A nerve disorder means Mark Farruggia's life is no walk in the park.
"Grade school and high school I couldn't run. I couldn't play sports because every time I did, I was tripping," says Farruggia.
Mark has an inherited type of peripheral neuropathy, a family of disorders that affects nerves we use constantly.
"We have motor nerves that go to our muscles and give them strength. We have sensory nerves that go to our skin," says Neurologist Dr. David Herrmann.
Patients with peripheral neuropathy need to know if their disease is progressing.
"But a limitation of some of the traditional tests is they have not been able to look at the nerve endings in the skin," says Herrmann.

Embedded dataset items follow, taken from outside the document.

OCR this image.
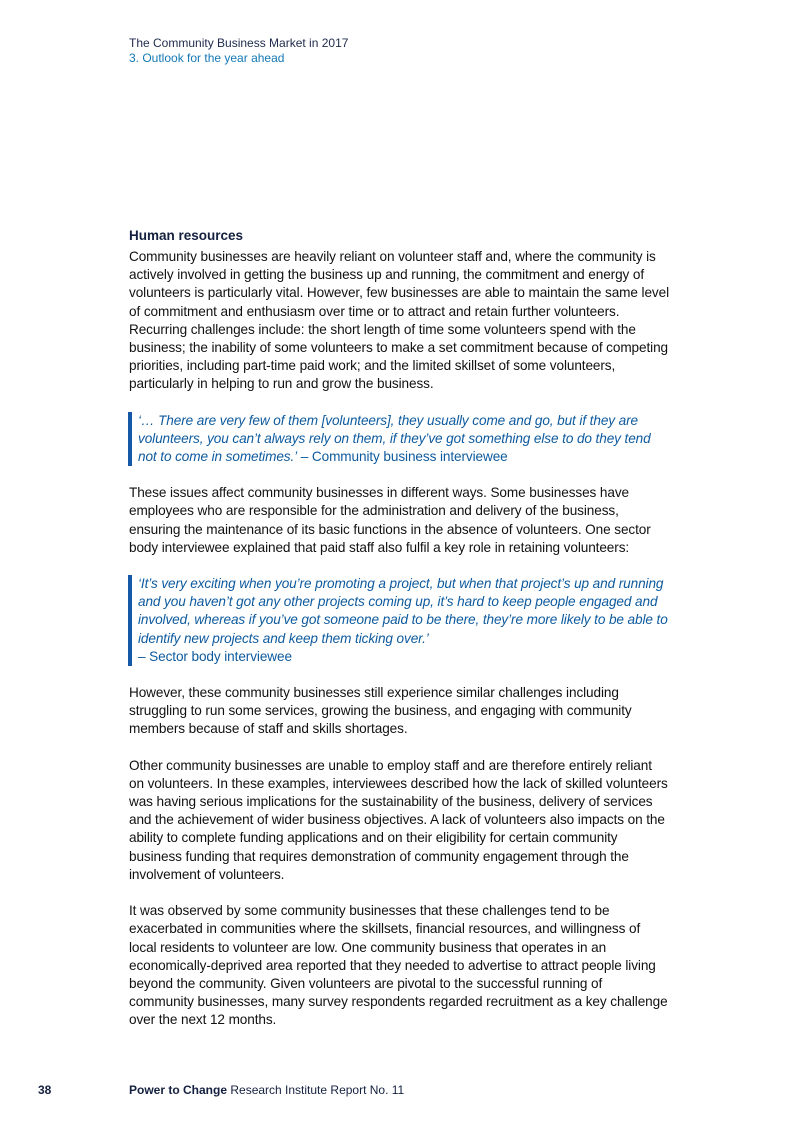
The Community Business Market in 2017
3. Outlook for the year ahead
Human resources

Community businesses are heavily reliant on volunteer staff and, where the community is actively involved in getting the business up and running, the commitment and energy of volunteers is particularly vital. However, few businesses are able to maintain the same level of commitment and enthusiasm over time or to attract and retain further volunteers. Recurring challenges include: the short length of time some volunteers spend with the business; the inability of some volunteers to make a set commitment because of competing priorities, including part-time paid work; and the limited skillset of some volunteers, particularly in helping to run and grow the business.

‘… There are very few of them [volunteers], they usually come and go, but if they are volunteers, you can’t always rely on them, if they’ve got something else to do they tend not to come in sometimes.’ – Community business interviewee

These issues affect community businesses in different ways. Some businesses have employees who are responsible for the administration and delivery of the business, ensuring the maintenance of its basic functions in the absence of volunteers. One sector body interviewee explained that paid staff also fulfil a key role in retaining volunteers:

‘It’s very exciting when you’re promoting a project, but when that project’s up and running and you haven’t got any other projects coming up, it’s hard to keep people engaged and involved, whereas if you’ve got someone paid to be there, they’re more likely to be able to identify new projects and keep them ticking over.’

– Sector body interviewee

However, these community businesses still experience similar challenges including struggling to run some services, growing the business, and engaging with community members because of staff and skills shortages.

Other community businesses are unable to employ staff and are therefore entirely reliant on volunteers. In these examples, interviewees described how the lack of skilled volunteers was having serious implications for the sustainability of the business, delivery of services and the achievement of wider business objectives. A lack of volunteers also impacts on the ability to complete funding applications and on their eligibility for certain community business funding that requires demonstration of community engagement through the involvement of volunteers.

It was observed by some community businesses that these challenges tend to be exacerbated in communities where the skillsets, financial resources, and willingness of local residents to volunteer are low. One community business that operates in an economically-deprived area reported that they needed to advertise to attract people living beyond the community. Given volunteers are pivotal to the successful running of community businesses, many survey respondents regarded recruitment as a key challenge over the next 12 months.

38	Power to Change Research Institute Report No. 11
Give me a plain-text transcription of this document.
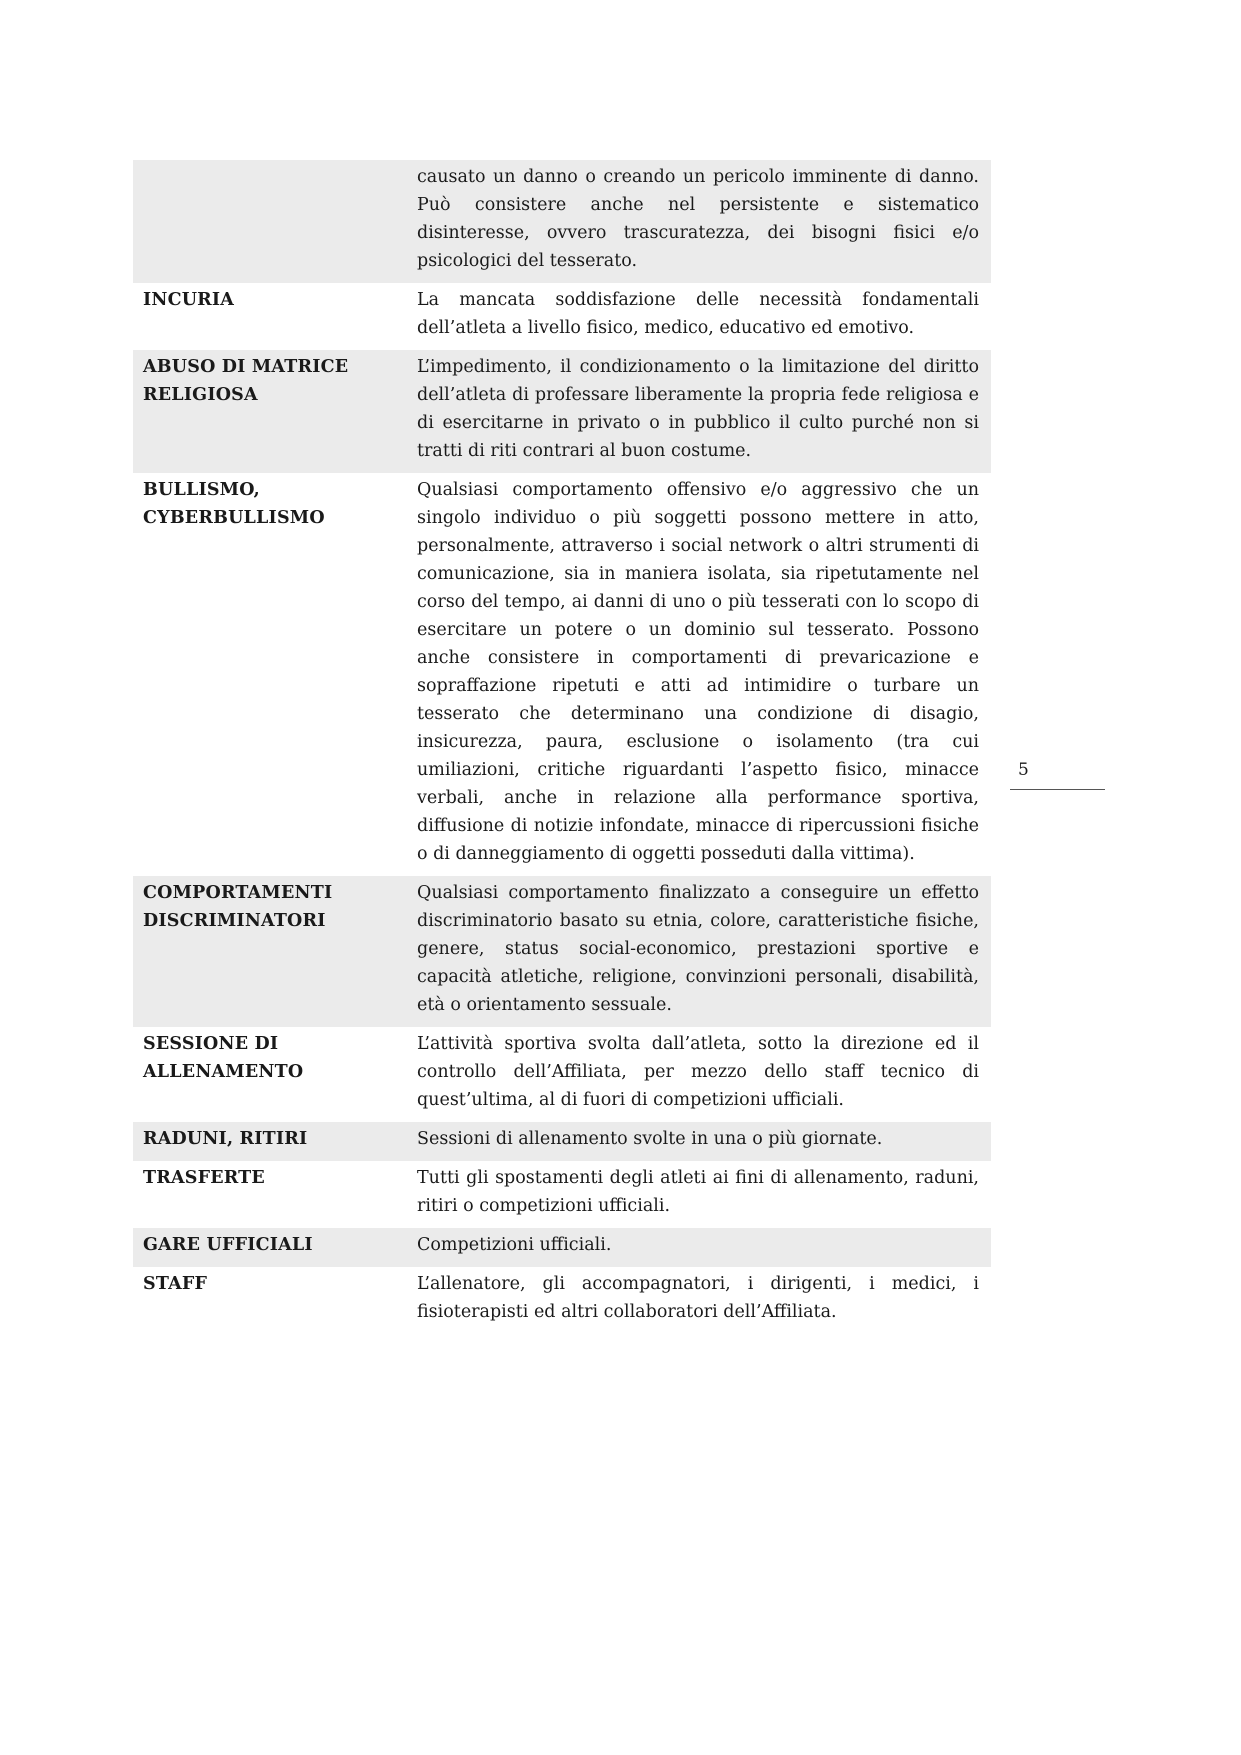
	causato un danno o creando un pericolo imminente di danno. Può consistere anche nel persistente e sistematico disinteresse, ovvero trascuratezza, dei bisogni fisici e/o psicologici del tesserato.
INCURIA	La mancata soddisfazione delle necessità fondamentali dell’atleta a livello fisico, medico, educativo ed emotivo.
ABUSO DI MATRICE RELIGIOSA	L’impedimento, il condizionamento o la limitazione del diritto dell’atleta di professare liberamente la propria fede religiosa e di esercitarne in privato o in pubblico il culto purché non si tratti di riti contrari al buon costume.
BULLISMO, CYBERBULLISMO	Qualsiasi comportamento offensivo e/o aggressivo che un singolo individuo o più soggetti possono mettere in atto, personalmente, attraverso i social network o altri strumenti di comunicazione, sia in maniera isolata, sia ripetutamente nel corso del tempo, ai danni di uno o più tesserati con lo scopo di esercitare un potere o un dominio sul tesserato. Possono anche consistere in comportamenti di prevaricazione e sopraffazione ripetuti e atti ad intimidire o turbare un tesserato che determinano una condizione di disagio, insicurezza, paura, esclusione o isolamento (tra cui umiliazioni, critiche riguardanti l’aspetto fisico, minacce verbali, anche in relazione alla performance sportiva, diffusione di notizie infondate, minacce di ripercussioni fisiche o di danneggiamento di oggetti posseduti dalla vittima).
COMPORTAMENTI DISCRIMINATORI	Qualsiasi comportamento finalizzato a conseguire un effetto discriminatorio basato su etnia, colore, caratteristiche fisiche, genere, status social-economico, prestazioni sportive e capacità atletiche, religione, convinzioni personali, disabilità, età o orientamento sessuale.
SESSIONE DI ALLENAMENTO	L’attività sportiva svolta dall’atleta, sotto la direzione ed il controllo dell’Affiliata, per mezzo dello staff tecnico di quest’ultima, al di fuori di competizioni ufficiali.
RADUNI, RITIRI	Sessioni di allenamento svolte in una o più giornate.
TRASFERTE	Tutti gli spostamenti degli atleti ai fini di allenamento, raduni, ritiri o competizioni ufficiali.
GARE UFFICIALI	Competizioni ufficiali.
STAFF	L’allenatore, gli accompagnatori, i dirigenti, i medici, i fisioterapisti ed altri collaboratori dell’Affiliata.
5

The best test, a skin biopsy, is painful. So Dr. Herrmann and his colleagues are working on a non-invasive way to examine the nerves.
"One technique that we've been looking at is called in vivo confocal reflectance microscopy," says Herrmann.
The microscope is connected to the hand or foot. Then a low-level laser beam helps reveal the extent of nerve damage in the skin's touch receptors.
"Understanding their density or the number of them in the skin and their health is potentially useful to identify and detect peripheral neuropathy and monitor it over time," says Herrmann.
This type of imaging could identify new neuropathy patients and help existing ones.
"That will allow us to monitor nerve disease more efficiently, painlessly and rapidly over time," says Herrmann.
Giving patients, like Mark, an up close and personal view of their nerves. The technique has to undergo further testing before it's used as a diagnostic or tracking tool.